Overall, the book explained variations in popular consciousness about crime in terms of popular wisdom, media portrayals, and everyday experience. But there is not much analysis about how these frames emerged historically, how they relate to larger changes in the political economy or social structure of contemporary America, or why people hear and accept one or another argument at any one time. The frame analysis is very helpful in sorting out the various stories, but it also produces rather rigid categories which are sometimes difficult to impose on the discussion material. This is an inevitable aspect of typologies: they both sort out and clarify the social world but resist fluidity and ambiguity.

The book concludes with an interesting discussion of the political implications of this material. It shows considerable popular support for the view that crime is the result of social breakdown and a decline in family values. Although for many participants in the study this view is ideologically neutral, it is compatible with conservative theories about the crime problem. On the other hand, there is relatively little support for more progressive ideas that crime results from a lack of opportunities, poverty, and racism in the criminal justice system. Sasson suggests that if progressives are to gain more popular support for their arguments, they need to articulate a progressive version of the social breakdown theory which focuses on the strains to family and community life caused by economic insecurity, poverty, and racial discrimination. Thus, the description and typology offered in the book incorporates a valuable political analysis with implications for people interested in promoting progressive politics.

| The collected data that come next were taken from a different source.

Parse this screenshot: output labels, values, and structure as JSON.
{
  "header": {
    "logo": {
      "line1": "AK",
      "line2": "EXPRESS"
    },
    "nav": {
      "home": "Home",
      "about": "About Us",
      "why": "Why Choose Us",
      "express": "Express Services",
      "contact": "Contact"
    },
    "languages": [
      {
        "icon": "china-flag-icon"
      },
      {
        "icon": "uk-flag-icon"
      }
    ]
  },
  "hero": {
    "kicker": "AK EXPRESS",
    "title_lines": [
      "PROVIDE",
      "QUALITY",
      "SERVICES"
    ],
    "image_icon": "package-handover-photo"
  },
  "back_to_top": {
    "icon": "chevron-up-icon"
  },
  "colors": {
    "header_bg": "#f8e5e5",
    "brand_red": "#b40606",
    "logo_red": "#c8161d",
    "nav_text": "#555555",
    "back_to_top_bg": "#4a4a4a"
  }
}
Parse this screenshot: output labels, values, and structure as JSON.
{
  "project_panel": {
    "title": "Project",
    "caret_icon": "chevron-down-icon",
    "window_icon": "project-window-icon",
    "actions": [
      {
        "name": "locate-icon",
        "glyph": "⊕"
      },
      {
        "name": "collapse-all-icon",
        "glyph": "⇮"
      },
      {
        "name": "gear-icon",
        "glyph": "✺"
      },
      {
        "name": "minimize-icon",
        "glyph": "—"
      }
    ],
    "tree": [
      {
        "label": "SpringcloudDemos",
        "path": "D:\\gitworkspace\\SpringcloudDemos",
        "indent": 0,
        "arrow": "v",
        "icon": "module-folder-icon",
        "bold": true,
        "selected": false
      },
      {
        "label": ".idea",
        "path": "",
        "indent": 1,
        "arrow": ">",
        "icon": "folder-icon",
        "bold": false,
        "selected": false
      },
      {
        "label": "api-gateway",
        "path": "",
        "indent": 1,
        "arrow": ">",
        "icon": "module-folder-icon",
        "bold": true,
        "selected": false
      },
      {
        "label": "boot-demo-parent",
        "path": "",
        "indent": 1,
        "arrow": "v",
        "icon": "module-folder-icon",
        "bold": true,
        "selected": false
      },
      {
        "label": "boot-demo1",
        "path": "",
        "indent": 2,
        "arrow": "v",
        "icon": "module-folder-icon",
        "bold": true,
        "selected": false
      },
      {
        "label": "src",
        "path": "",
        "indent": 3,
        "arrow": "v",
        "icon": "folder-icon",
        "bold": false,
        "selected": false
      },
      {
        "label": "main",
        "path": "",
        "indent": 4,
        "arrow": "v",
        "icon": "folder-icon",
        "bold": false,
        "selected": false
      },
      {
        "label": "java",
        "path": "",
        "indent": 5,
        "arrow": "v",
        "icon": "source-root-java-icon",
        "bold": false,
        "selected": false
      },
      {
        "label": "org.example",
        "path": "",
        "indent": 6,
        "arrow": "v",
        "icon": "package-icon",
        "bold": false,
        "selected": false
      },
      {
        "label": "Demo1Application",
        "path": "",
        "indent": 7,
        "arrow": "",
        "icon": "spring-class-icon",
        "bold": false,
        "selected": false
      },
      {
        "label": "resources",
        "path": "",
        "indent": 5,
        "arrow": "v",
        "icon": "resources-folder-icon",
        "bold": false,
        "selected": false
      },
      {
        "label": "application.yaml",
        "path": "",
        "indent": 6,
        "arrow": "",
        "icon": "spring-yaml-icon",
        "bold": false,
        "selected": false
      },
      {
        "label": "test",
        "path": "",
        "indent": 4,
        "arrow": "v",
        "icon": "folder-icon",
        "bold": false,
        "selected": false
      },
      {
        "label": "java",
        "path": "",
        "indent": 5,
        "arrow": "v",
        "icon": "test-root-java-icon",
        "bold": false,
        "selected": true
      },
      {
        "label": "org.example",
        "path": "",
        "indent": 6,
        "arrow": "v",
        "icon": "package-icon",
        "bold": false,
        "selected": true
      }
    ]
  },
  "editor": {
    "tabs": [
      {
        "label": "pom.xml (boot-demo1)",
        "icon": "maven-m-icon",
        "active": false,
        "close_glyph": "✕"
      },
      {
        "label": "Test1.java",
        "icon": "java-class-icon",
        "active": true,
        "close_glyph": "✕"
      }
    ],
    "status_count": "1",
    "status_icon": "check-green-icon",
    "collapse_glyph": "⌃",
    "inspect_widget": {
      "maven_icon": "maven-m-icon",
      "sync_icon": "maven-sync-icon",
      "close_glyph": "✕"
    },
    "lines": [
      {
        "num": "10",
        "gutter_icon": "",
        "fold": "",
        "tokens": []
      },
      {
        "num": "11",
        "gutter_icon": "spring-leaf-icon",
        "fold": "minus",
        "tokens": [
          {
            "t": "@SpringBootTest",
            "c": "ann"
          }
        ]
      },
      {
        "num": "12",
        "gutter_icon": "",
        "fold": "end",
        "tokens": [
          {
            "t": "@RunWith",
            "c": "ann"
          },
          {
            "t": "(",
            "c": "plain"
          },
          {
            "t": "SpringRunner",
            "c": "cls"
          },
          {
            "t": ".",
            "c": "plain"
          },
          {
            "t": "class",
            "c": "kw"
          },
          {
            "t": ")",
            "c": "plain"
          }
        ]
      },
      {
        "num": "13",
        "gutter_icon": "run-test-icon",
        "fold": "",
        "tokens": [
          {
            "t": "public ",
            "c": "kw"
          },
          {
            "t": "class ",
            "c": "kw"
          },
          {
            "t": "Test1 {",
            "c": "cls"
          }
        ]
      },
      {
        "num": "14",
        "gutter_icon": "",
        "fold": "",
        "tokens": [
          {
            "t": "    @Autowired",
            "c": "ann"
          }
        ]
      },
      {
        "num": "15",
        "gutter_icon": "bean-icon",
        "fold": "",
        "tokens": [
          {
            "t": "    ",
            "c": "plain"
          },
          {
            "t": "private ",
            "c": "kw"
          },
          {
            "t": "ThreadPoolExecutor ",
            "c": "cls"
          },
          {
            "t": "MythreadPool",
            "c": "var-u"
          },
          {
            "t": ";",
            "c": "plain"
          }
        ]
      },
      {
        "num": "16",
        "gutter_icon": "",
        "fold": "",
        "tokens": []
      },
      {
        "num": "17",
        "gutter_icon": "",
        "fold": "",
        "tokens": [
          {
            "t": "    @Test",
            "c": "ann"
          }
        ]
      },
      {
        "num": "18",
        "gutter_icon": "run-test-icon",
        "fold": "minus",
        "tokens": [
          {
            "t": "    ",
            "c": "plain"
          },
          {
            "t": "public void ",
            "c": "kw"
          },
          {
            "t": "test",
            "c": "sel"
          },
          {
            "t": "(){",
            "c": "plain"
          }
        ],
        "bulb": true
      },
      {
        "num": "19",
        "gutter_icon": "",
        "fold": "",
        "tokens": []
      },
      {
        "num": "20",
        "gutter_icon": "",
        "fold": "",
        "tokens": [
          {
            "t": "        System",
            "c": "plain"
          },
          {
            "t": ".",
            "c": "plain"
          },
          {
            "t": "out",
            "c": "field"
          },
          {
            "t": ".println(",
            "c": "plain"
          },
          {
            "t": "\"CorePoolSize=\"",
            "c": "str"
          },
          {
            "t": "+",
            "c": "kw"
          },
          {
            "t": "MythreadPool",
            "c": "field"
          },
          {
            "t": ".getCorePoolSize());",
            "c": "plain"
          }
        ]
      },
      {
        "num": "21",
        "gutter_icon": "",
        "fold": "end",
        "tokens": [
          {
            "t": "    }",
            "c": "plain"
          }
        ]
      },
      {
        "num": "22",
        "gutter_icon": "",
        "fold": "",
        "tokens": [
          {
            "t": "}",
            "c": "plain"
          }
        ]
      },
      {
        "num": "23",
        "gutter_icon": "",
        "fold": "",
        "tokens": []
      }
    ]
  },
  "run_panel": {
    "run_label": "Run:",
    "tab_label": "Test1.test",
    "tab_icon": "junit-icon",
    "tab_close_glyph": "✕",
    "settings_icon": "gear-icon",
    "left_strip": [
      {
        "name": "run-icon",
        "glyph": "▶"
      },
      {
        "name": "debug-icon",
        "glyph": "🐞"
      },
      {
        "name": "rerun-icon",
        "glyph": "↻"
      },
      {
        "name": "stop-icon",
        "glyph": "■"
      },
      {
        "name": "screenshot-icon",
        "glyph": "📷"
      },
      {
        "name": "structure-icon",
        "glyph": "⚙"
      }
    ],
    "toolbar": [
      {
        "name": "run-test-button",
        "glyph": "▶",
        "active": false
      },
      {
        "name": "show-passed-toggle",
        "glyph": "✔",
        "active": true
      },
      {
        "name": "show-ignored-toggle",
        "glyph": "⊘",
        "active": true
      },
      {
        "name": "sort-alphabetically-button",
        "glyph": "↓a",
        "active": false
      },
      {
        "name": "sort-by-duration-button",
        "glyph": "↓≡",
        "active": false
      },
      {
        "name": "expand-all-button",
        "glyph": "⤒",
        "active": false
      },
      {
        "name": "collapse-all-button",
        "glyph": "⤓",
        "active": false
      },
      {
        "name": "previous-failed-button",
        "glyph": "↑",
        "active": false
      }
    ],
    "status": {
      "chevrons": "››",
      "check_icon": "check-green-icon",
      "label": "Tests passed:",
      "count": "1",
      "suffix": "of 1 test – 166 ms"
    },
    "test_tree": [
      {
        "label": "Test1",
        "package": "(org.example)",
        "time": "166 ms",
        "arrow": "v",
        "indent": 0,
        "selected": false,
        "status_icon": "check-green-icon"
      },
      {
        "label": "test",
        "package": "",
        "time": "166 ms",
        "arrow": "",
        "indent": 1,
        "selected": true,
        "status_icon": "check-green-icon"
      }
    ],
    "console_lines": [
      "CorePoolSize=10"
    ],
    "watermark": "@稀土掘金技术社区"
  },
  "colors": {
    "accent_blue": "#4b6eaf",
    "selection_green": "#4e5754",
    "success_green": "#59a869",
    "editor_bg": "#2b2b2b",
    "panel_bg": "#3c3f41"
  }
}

The book is readable and accessible to undergraduates as well as graduate students. It provides extensive textual material suitable for further discussion and analysis. And it addresses an important question, the shape of popular consciousness about crime, through detailed ethnography. Reading this book along with other analyses of the structures of race, class, gender, and age in American society would provide an excellent view of cultural perspectives on criminality in the contemporary United States.